What the “sisters” have in common is that they were women with both scientific training and a track record as published authors who “successfully bridged the sciences and the humanities.” Musil points out there have been myriad women involved in the conservation and environmental movements during their histories – including numerous women of color – but he chose to focus on a small subset of them who fit this scientist/author profile.
Musil says Steingraber, a biologist/poet, “combines field observations and feelings, science and spirit … along with a talent for making scientific studies come alive through anecdote and astonishingly poetic prose.” Earlier, he describes the writer/naturalist/activist Terry Tempest Williams as “a trained scientist who believes that science without feeling is never enough.”
One of the themes that emerges in Musil’s book is the need to break some of the silences that surround the impacts of our industrialized economy on the environment “around us and inside us.” Despite increased scientific knowledge about the dangers of synthetic chemicals to the environment and human health, many people remain ignorant of these truths and we continue to produce these chemicals in enormous quantities and release them into the environment. Steingraber – and Musil, too – ask the painful question “Why is this so?”

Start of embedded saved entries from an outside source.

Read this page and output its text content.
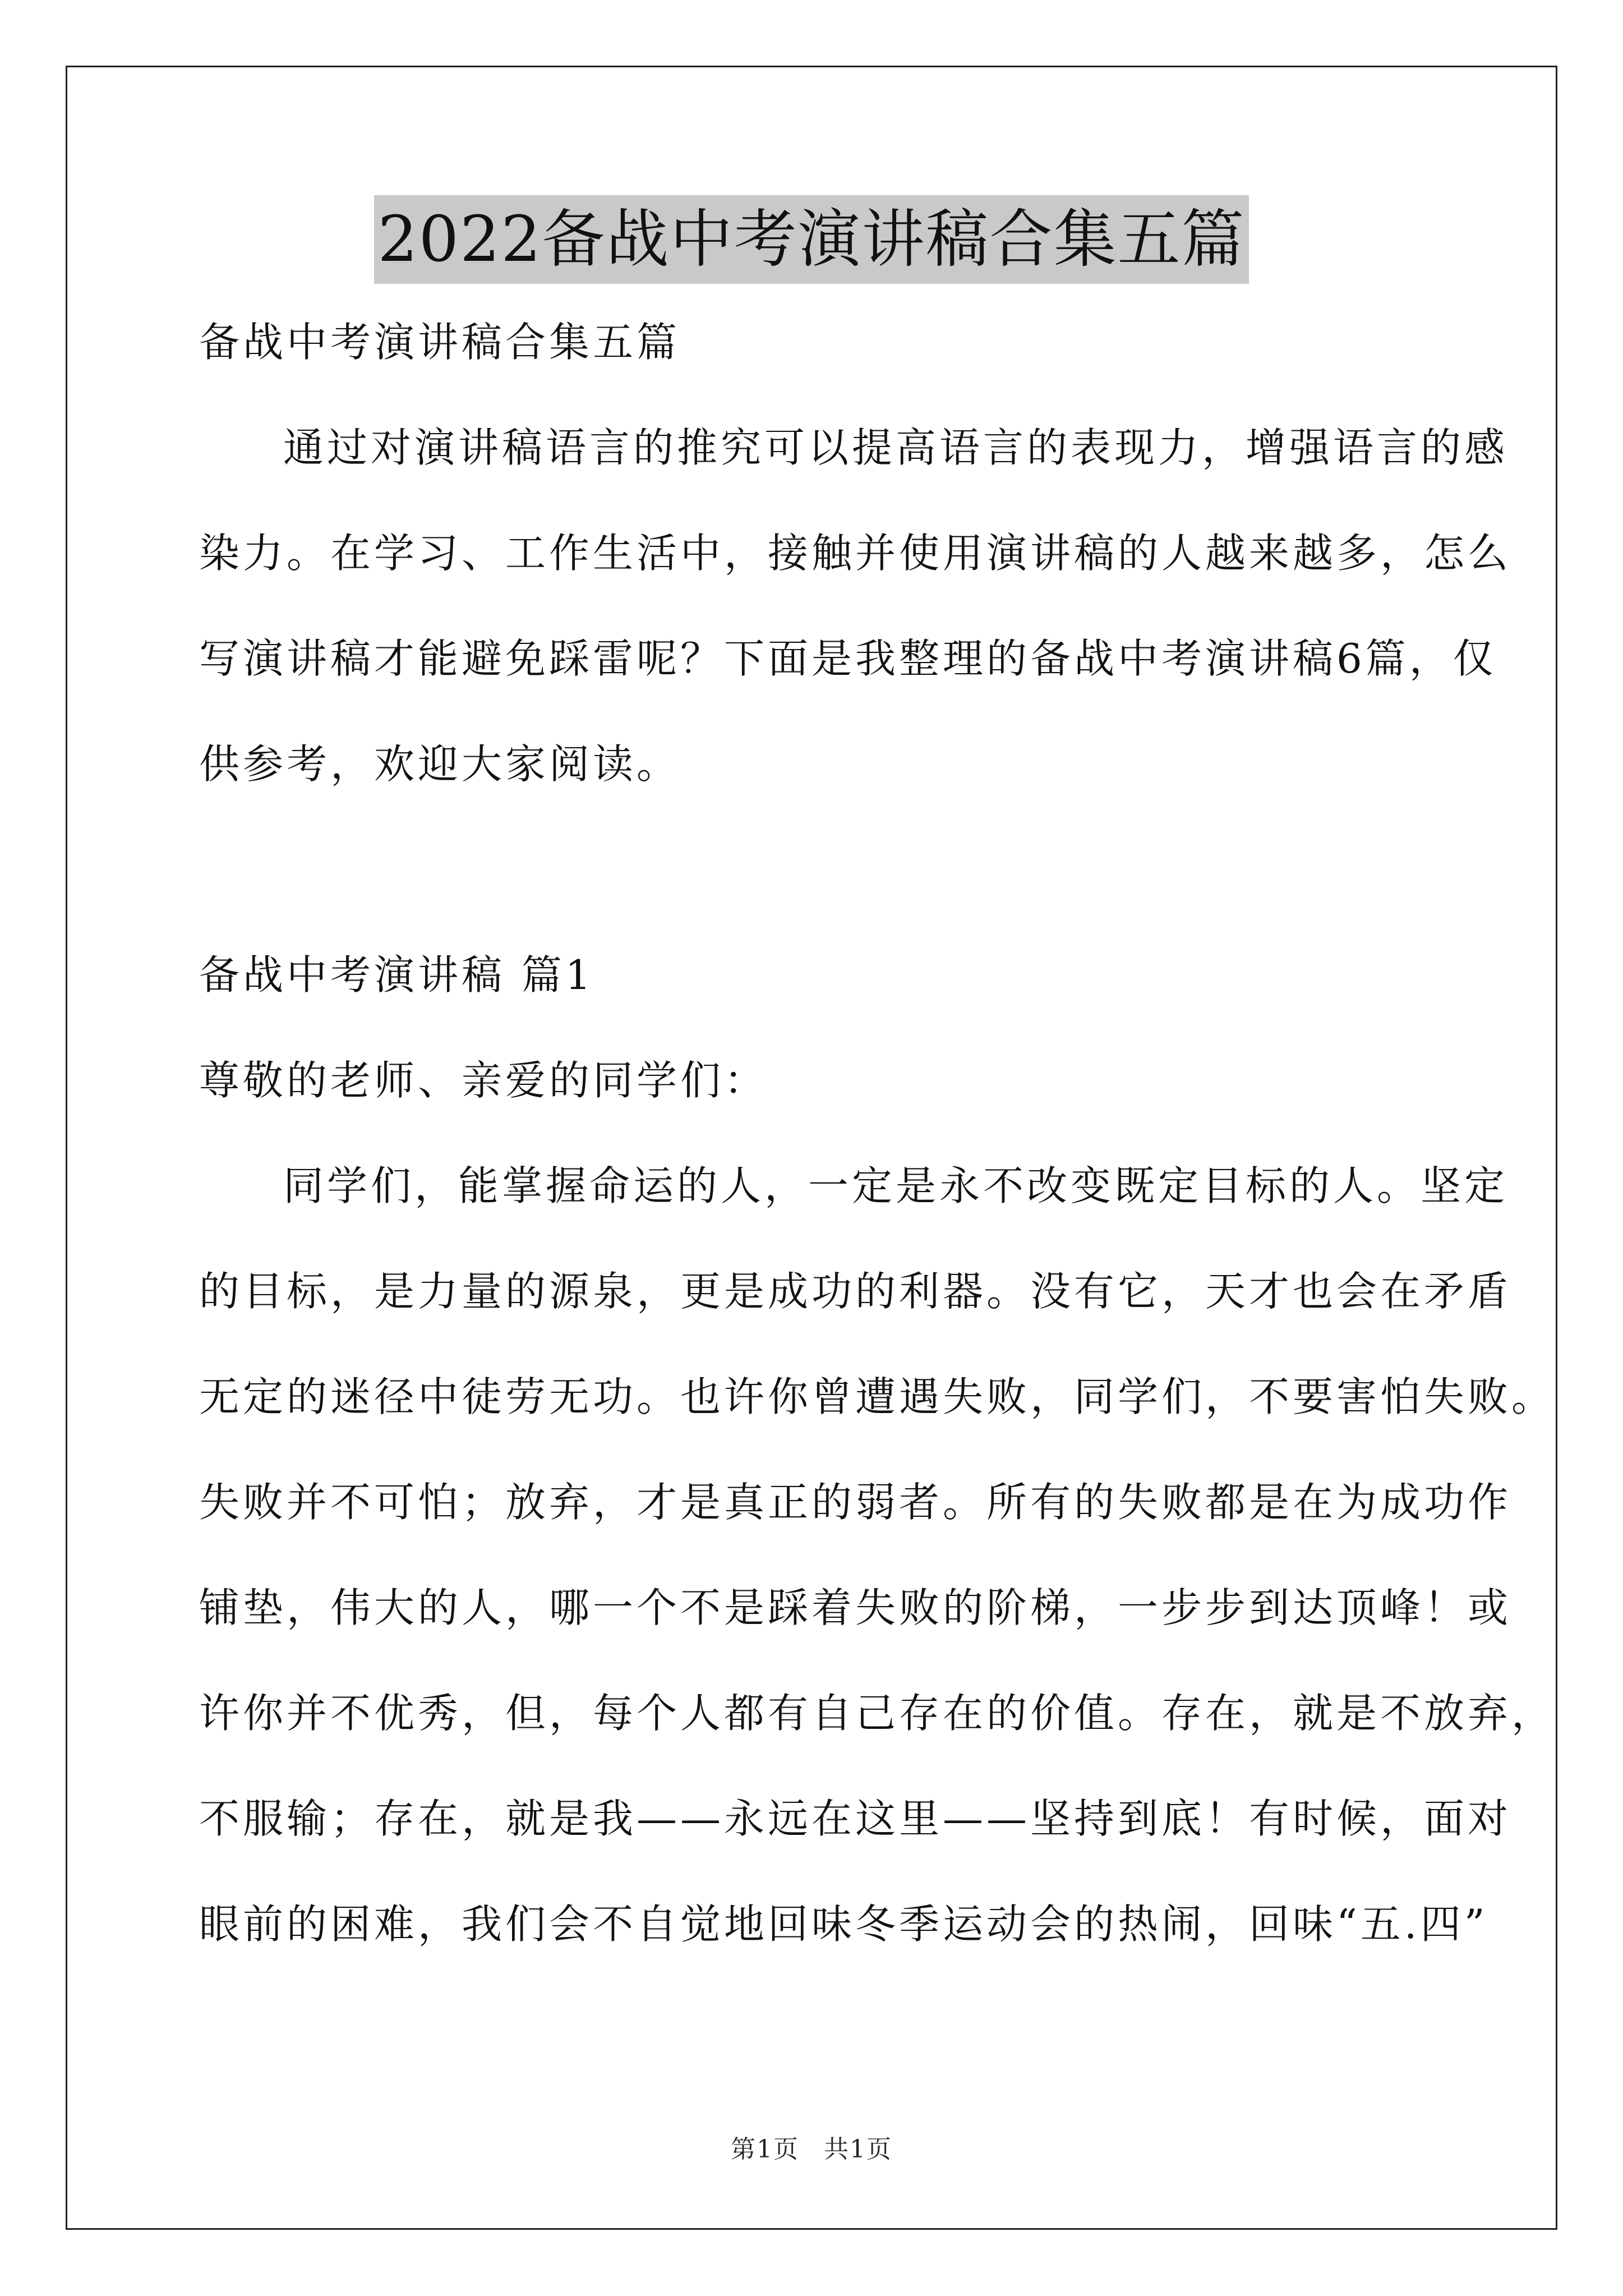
2022备战中考演讲稿合集五篇
备战中考演讲稿合集五篇
通过对演讲稿语言的推究可以提高语言的表现力，增强语言的感
染力。在学习、工作生活中，接触并使用演讲稿的人越来越多，怎么
写演讲稿才能避免踩雷呢？下面是我整理的备战中考演讲稿6篇，仅
供参考，欢迎大家阅读。
备战中考演讲稿 篇1
尊敬的老师、亲爱的同学们：
同学们，能掌握命运的人，一定是永不改变既定目标的人。坚定
的目标，是力量的源泉，更是成功的利器。没有它，天才也会在矛盾
无定的迷径中徒劳无功。也许你曾遭遇失败，同学们，不要害怕失败。
失败并不可怕；放弃，才是真正的弱者。所有的失败都是在为成功作
铺垫，伟大的人，哪一个不是踩着失败的阶梯，一步步到达顶峰！或
许你并不优秀，但，每个人都有自己存在的价值。存在，就是不放弃，
不服输；存在，就是我——永远在这里——坚持到底！有时候，面对
眼前的困难，我们会不自觉地回味冬季运动会的热闹，回味“五.四”
第1页 共1页
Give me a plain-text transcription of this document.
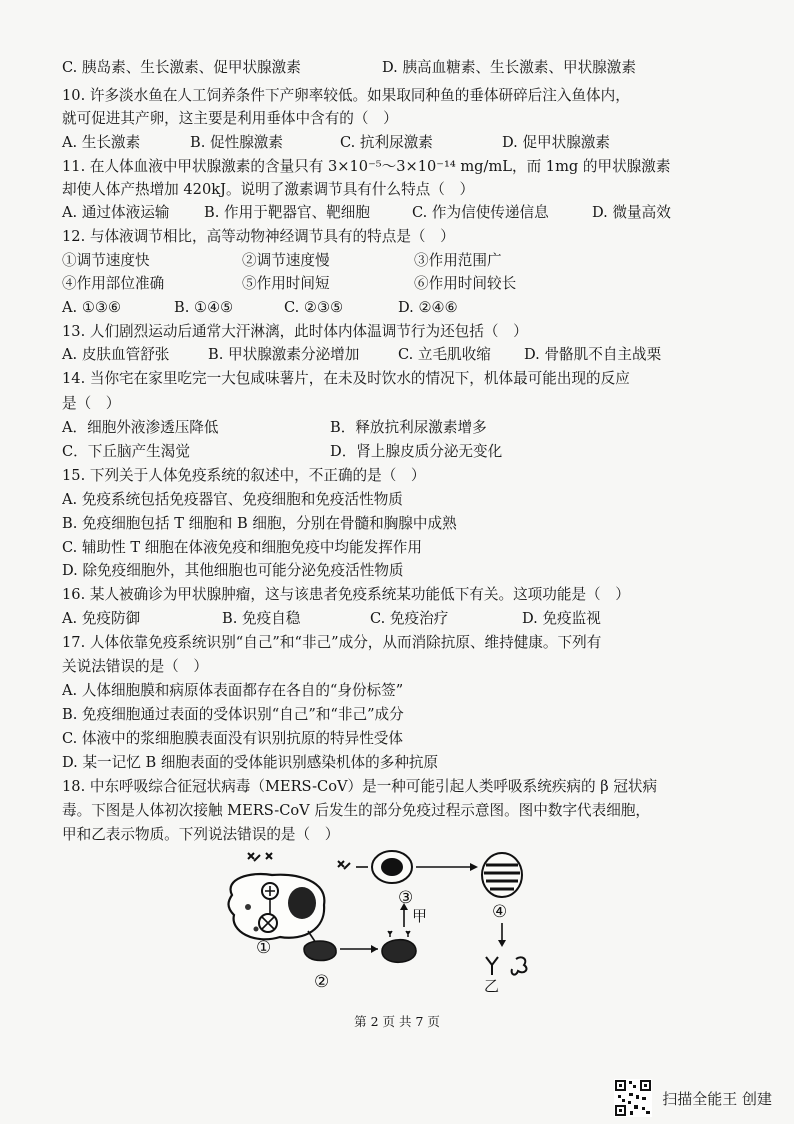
C. 胰岛素、生长激素、促甲状腺激素	D. 胰高血糖素、生长激素、甲状腺激素
10. 许多淡水鱼在人工饲养条件下产卵率较低。如果取同种鱼的垂体研碎后注入鱼体内，
就可促进其产卵，这主要是利用垂体中含有的（　）
A. 生长激素	B. 促性腺激素	C. 抗利尿激素	D. 促甲状腺激素
11. 在人体血液中甲状腺激素的含量只有 3×10⁻⁵～3×10⁻¹⁴ mg/mL，而 1mg 的甲状腺激素
却使人体产热增加 420kJ。说明了激素调节具有什么特点（　）
A. 通过体液运输 B. 作用于靶器官、靶细胞	C. 作为信使传递信息	D. 微量高效
12. 与体液调节相比，高等动物神经调节具有的特点是（　）
①调节速度快	②调节速度慢	③作用范围广
④作用部位准确	⑤作用时间短	⑥作用时间较长
A. ①③⑥	B. ①④⑤	C. ②③⑤	D. ②④⑥
13. 人们剧烈运动后通常大汗淋漓，此时体内体温调节行为还包括（　）
A. 皮肤血管舒张	B. 甲状腺激素分泌增加	C. 立毛肌收缩 D. 骨骼肌不自主战栗
14. 当你宅在家里吃完一大包咸味薯片，在未及时饮水的情况下，机体最可能出现的反应
是（　）
A．细胞外液渗透压降低	B．释放抗利尿激素增多
C．下丘脑产生渴觉	D．肾上腺皮质分泌无变化
15. 下列关于人体免疫系统的叙述中，不正确的是（　）
A. 免疫系统包括免疫器官、免疫细胞和免疫活性物质
B. 免疫细胞包括 T 细胞和 B 细胞，分别在骨髓和胸腺中成熟
C. 辅助性 T 细胞在体液免疫和细胞免疫中均能发挥作用
D. 除免疫细胞外，其他细胞也可能分泌免疫活性物质
16. 某人被确诊为甲状腺肿瘤，这与该患者免疫系统某功能低下有关。这项功能是（　）
A. 免疫防御	B. 免疫自稳	C. 免疫治疗	D. 免疫监视
17. 人体依靠免疫系统识别“自己”和“非己”成分，从而消除抗原、维持健康。下列有
关说法错误的是（　）
A. 人体细胞膜和病原体表面都存在各自的“身份标签”
B. 免疫细胞通过表面的受体识别“自己”和“非己”成分
C. 体液中的浆细胞膜表面没有识别抗原的特异性受体
D. 某一记忆 B 细胞表面的受体能识别感染机体的多种抗原
18. 中东呼吸综合征冠状病毒（MERS-CoV）是一种可能引起人类呼吸系统疾病的 β 冠状病
毒。下图是人体初次接触 MERS-CoV 后发生的部分免疫过程示意图。图中数字代表细胞，
甲和乙表示物质。下列说法错误的是（　）
①
②
甲
③
④
乙
第 2 页 共 7 页
扫描全能王 创建
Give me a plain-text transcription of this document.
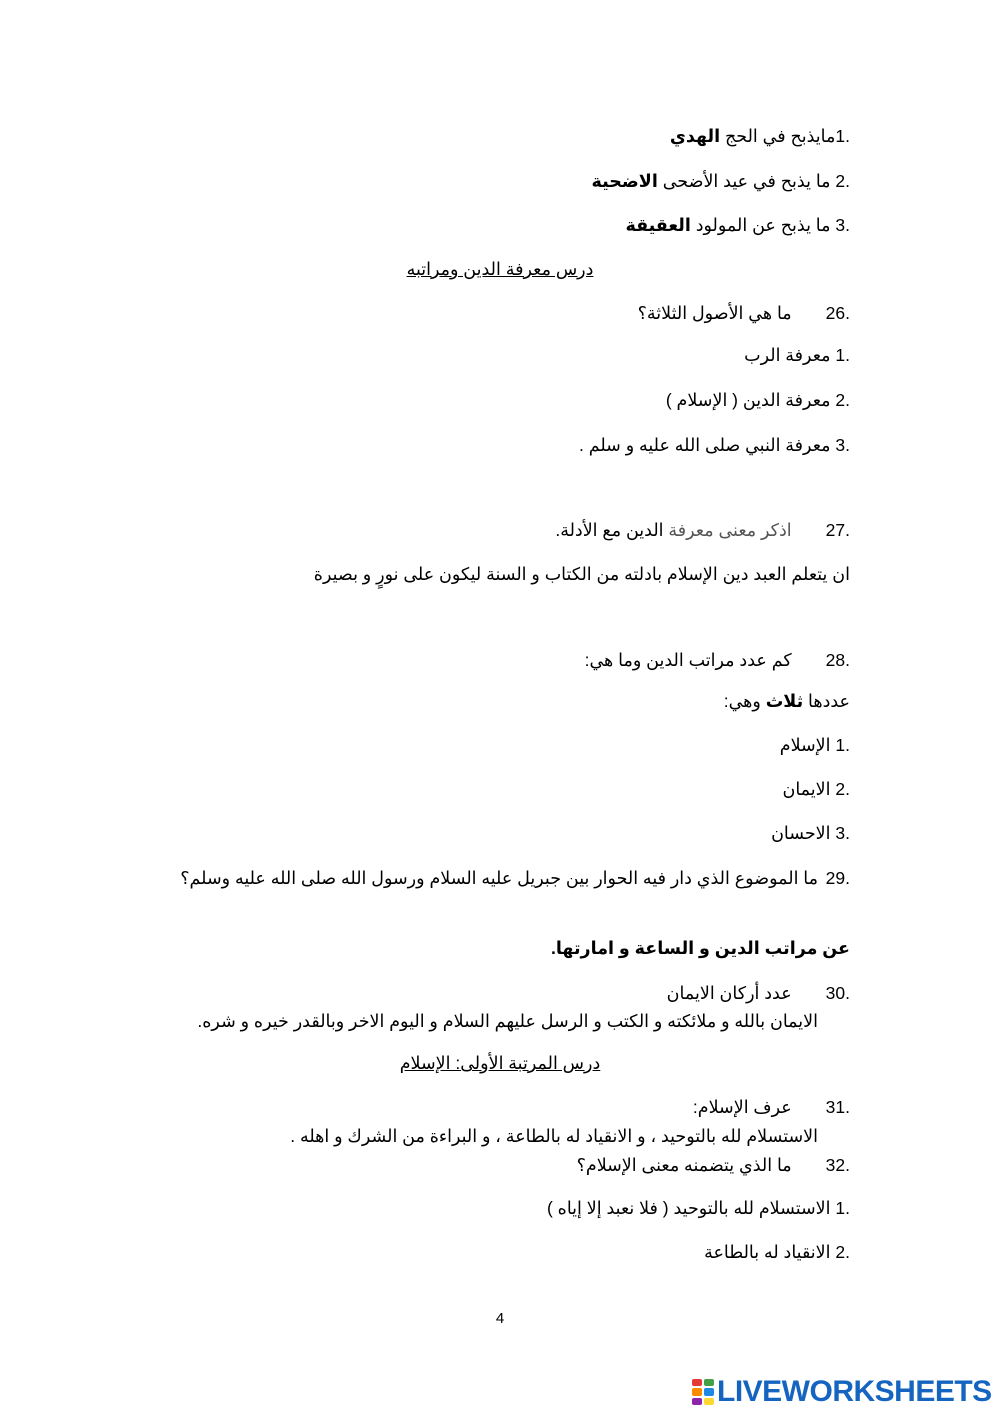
1.مايذبح في الحج الهدي
2. ما يذبح في عيد الأضحى الاضحية
3. ما يذبح عن المولود العقيقة
درس معرفة الدين ومراتبه
26.ما هي الأصول الثلاثة؟
1. معرفة الرب
2. معرفة الدين ( الإسلام )
3. معرفة النبي صلى الله عليه و سلم .
27.اذكر معنى معرفة الدين مع الأدلة.
ان يتعلم العبد دين الإسلام بادلته من الكتاب و السنة ليكون على نورٍ و بصيرة
28.كم عدد مراتب الدين وما هي:
عددها ثلاث وهي:
1. الإسلام
2. الايمان
3. الاحسان
29.
ما الموضوع الذي دار فيه الحوار بين جبريل عليه السلام ورسول الله صلى الله عليه وسلم؟
عن مراتب الدين و الساعة و امارتها.
30.عدد أركان الايمان
الايمان بالله و ملائكته و الكتب و الرسل عليهم السلام و اليوم الاخر وبالقدر خيره و شره.
درس المرتبة الأولى: الإسلام
31.عرف الإسلام:
الاستسلام لله بالتوحيد ، و الانقياد له بالطاعة ، و البراءة من الشرك و اهله .
32.ما الذي يتضمنه معنى الإسلام؟
1. الاستسلام لله بالتوحيد ( فلا نعبد إلا إياه )
2. الانقياد له بالطاعة
4
LIVEWORKSHEETS
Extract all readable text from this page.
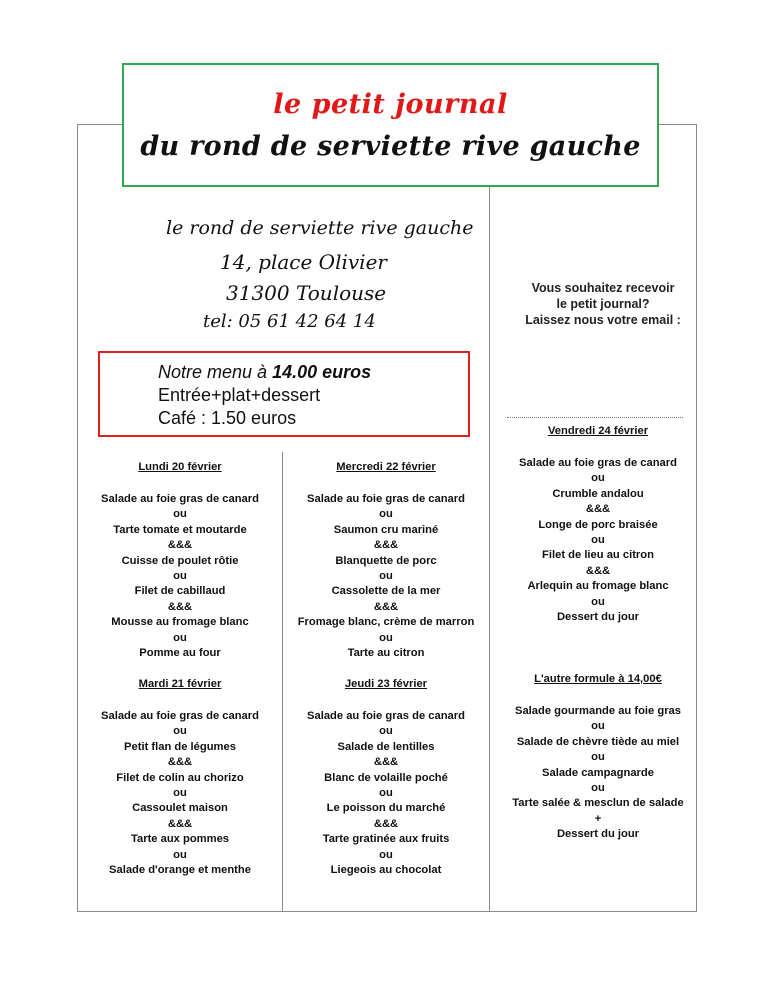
le petit journal
du rond de serviette rive gauche
le rond de serviette rive gauche
14, place Olivier
31300 Toulouse
tel: 05 61 42 64 14
Notre menu à 14.00 euros
Entrée+plat+dessert
Café : 1.50 euros
Vous souhaitez recevoir
le petit journal?
Laissez nous votre email :
Lundi 20 février
Salade au foie gras de canard
ou
Tarte tomate et moutarde
&&&
Cuisse de poulet rôtie
ou
Filet de cabillaud
&&&
Mousse au fromage blanc
ou
Pomme au four
Mercredi 22 février
Salade au foie gras de canard
ou
Saumon cru mariné
&&&
Blanquette de porc
ou
Cassolette de la mer
&&&
Fromage blanc, crème de marron
ou
Tarte au citron
Vendredi 24 février
Salade au foie gras de canard
ou
Crumble andalou
&&&
Longe de porc braisée
ou
Filet de lieu au citron
&&&
Arlequin au fromage blanc
ou
Dessert du jour
Mardi 21 février
Salade au foie gras de canard
ou
Petit flan de légumes
&&&
Filet de colin au chorizo
ou
Cassoulet maison
&&&
Tarte aux pommes
ou
Salade d'orange et menthe
Jeudi 23 février
Salade au foie gras de canard
ou
Salade de lentilles
&&&
Blanc de volaille poché
ou
Le poisson du marché
&&&
Tarte gratinée aux fruits
ou
Liegeois au chocolat
L'autre formule à 14,00€
Salade gourmande au foie gras
ou
Salade de chèvre tiède au miel
ou
Salade campagnarde
ou
Tarte salée & mesclun de salade
+
Dessert du jour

No doubt there is plenty of blame to go around – recalcitrant industries, bribed politicians, a partially apathetic public. But Steingraber also highlights “the silence of scientists themselves, their failure to speak out publically about what they’ve found.” Carson once quoted Abraham Lincoln as saying that “to sin by silence when they should protest makes cowards out of men.”
The saddest parallel among many of the “sisters” – including Carson, Steingraber and Williams – is that environmental cancers have struck them all. Carson died of breast cancer in 1964, less than two years after Silent Spring appeared. Because of the social conventions of her time, she had kept an ironic public silence about her illness.
Since Carson’s time, the women’s movement has opened political space for someone like Steingraber to write openly about her bladder cancer, and trace the potential environmental causes. She also minces no words about the paucity of big-picture thinking in the medical field: “[In] all the years I have been under medical scrutiny, no one has ever asked me about the environmental conditions where I grew up, even though bladder cancer in young women is highly unusual.”
While Musil sometimes channels the anger of these women at various environmental harms and official failures to address them, he also wields his pen with gratitude for the contributions they have made to our understanding of these issues and social and political progress on these fronts. He would like to count himself among the male allies these women sometimes found – an occasional counterweight to those men who would deny them an equal standing in academia.
Despite their marginalized status within the academy, it has often been women scientists who have “crossed the line” into environmental advocacy or (heaven forbid!) writing for popular audiences instead of restricting their output to scientific journals. Both pundits and some fellow scientists will habitually excoriate such mavericks and portray them as less-than-serious scientists (or much worse). Instead, Rachel Carson and Her Sisters celebrates the courage of these women, and calls for more such courage in an age of climate catastrophe and an entrenched, fossil-fueled status quo.